Bu katliam bu topraklarda ne ilkti ne de son. Bu coğrafyanın toprakları her daim devlet için tehlike unsuru olarak görülenlerin kanlarıyla sulanmıştır. Devletin mayasında var olan bu zihniyet işçilere, emekçilere, kadınlara, gençlere, Kürtlere, Ermenilere, Alevilere yönelik sayısız katliamın altına imzasını atmıştır. Bu katliamlar, sayısız faili meçhul cinayetler kimi zaman devletin resmi tetikçileri tarafından kimi zaman da Bahçelievler Katliamı’nda, Maraş’ta, Sivas’ta, Çorum’da olduğu gibi devletin bizzat besleyip büyüttüğü çeteler eliyle gerçekleştirilmiştir. Bahçelievler Katliamı’nın da başrolünde yer alan Abdullah Çatlı sayısız cinayet işlemiş olmasına rağmen her daim devlet tarafından korunup kollanmıştır. Hatırlanacağı üzere “bürokrasi-polis-çete” arasındaki kirli ilişkiler Susurluk kazasıyla birlikte ortaya saçılmıştı. Faşist çeteci Abdullah Çatlı, dönemin DYP milletvekili ve bir polis şefi aynı araç içerisindeydi.

Bu eli kanlı faşistlerin devlet tarafından korunup kollanması, sırtlarının sıvazlanması göstermelik yapılan yargılama sürecinde de kendini gösterdi. Katliamın faili Abdullah Çatlı ne büyük bir ironi ki hiçbir zaman yakalan(a)madı. Katliamın baş aktörlerinden Haluk Kırcı yedi kere idama mahkum edildi. 1996’da yakalandığı gün emniyetten kaçtı. 1999’da yeniden yakalandı. 18 Mart 2004 tarihinde tahliye edildi.

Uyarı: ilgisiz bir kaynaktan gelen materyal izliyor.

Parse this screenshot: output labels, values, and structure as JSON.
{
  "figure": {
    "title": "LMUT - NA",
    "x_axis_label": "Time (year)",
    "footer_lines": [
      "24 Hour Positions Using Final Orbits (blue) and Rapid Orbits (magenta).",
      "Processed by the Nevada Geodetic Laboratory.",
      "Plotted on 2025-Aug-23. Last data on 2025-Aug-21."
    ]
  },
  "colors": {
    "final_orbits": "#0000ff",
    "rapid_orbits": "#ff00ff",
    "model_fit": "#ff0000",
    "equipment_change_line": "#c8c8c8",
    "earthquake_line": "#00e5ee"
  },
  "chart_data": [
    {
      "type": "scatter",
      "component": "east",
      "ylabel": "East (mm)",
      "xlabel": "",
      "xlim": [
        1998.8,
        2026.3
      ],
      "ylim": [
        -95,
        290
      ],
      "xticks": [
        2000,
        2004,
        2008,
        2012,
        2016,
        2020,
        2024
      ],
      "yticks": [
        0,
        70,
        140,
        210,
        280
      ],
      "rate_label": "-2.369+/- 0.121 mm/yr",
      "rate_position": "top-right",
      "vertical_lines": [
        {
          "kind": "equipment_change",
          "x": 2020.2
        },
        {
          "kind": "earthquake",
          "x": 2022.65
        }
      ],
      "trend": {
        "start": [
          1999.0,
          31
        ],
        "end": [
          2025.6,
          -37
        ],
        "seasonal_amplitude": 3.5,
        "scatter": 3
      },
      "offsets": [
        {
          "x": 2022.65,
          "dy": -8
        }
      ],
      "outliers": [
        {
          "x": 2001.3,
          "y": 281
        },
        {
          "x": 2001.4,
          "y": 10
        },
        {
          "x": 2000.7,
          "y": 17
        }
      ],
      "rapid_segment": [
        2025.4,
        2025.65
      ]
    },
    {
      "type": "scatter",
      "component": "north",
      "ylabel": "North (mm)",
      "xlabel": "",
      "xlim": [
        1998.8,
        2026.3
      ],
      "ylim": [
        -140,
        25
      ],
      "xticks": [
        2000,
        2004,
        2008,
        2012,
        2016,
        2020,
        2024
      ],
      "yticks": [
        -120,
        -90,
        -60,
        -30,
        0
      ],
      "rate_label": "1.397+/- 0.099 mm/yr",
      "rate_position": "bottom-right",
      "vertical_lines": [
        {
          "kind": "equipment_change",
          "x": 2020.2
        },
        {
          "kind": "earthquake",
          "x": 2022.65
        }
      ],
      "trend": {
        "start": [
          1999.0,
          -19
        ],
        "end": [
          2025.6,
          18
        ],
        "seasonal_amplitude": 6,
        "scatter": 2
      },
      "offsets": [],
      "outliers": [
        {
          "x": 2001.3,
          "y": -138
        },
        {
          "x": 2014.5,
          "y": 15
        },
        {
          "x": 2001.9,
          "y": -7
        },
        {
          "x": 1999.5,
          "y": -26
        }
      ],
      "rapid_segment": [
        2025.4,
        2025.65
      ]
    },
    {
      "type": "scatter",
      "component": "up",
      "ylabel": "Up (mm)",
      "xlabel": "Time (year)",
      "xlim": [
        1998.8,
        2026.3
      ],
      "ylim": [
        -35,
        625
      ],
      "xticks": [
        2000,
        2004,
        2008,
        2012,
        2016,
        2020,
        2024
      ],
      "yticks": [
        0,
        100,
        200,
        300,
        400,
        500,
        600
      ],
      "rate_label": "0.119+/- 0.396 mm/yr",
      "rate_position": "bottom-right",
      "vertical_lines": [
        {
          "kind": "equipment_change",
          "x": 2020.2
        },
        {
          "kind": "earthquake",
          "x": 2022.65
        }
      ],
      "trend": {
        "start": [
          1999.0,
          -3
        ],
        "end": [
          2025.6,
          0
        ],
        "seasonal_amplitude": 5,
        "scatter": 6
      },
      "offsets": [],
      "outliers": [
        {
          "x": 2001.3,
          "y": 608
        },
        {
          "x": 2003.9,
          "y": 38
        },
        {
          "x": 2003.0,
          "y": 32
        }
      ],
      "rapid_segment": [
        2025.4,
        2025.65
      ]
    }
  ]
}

Ekim 2004’te Ukrayna’da yakalandı. 27 Mayıs 2010’da tekrar tahliye edildi. 8 Şubat 2011 tarihinde tekrar tutuklandı ve 4 Şubat 2015 tarihinde tahliye oldu. Katliamda yer alan Ünal Osmanağaoğlu ve Bünyamin Adanalı 2012 yılında çıkarılan 3. Yargı Paketi kapsamında tahliye edildiler. Ercüment Gedikli ise 1991 yılında çıkarılan afla salıverildi.

Bahçelievler davasında olduğu gibi gerçekleşen katliamlarda ve cinayetlerde düzenin kurumlarından adalet beklemek faydasızdır. Bugüne kadar devlet tarafından sayısız katliam gerçekleştirilmiş ancak göstermelik yargılamalarla, zaman aşımlarıyla bir oyalama sürecinin ötesine geçilmemiştir. Bu katliamların ve cinayetlerin hesabını düzenin sahte adalet kurumlarında değil, sokaklarda gelecek güzel günler için kurulan özgürlük barikatlarında soracağız.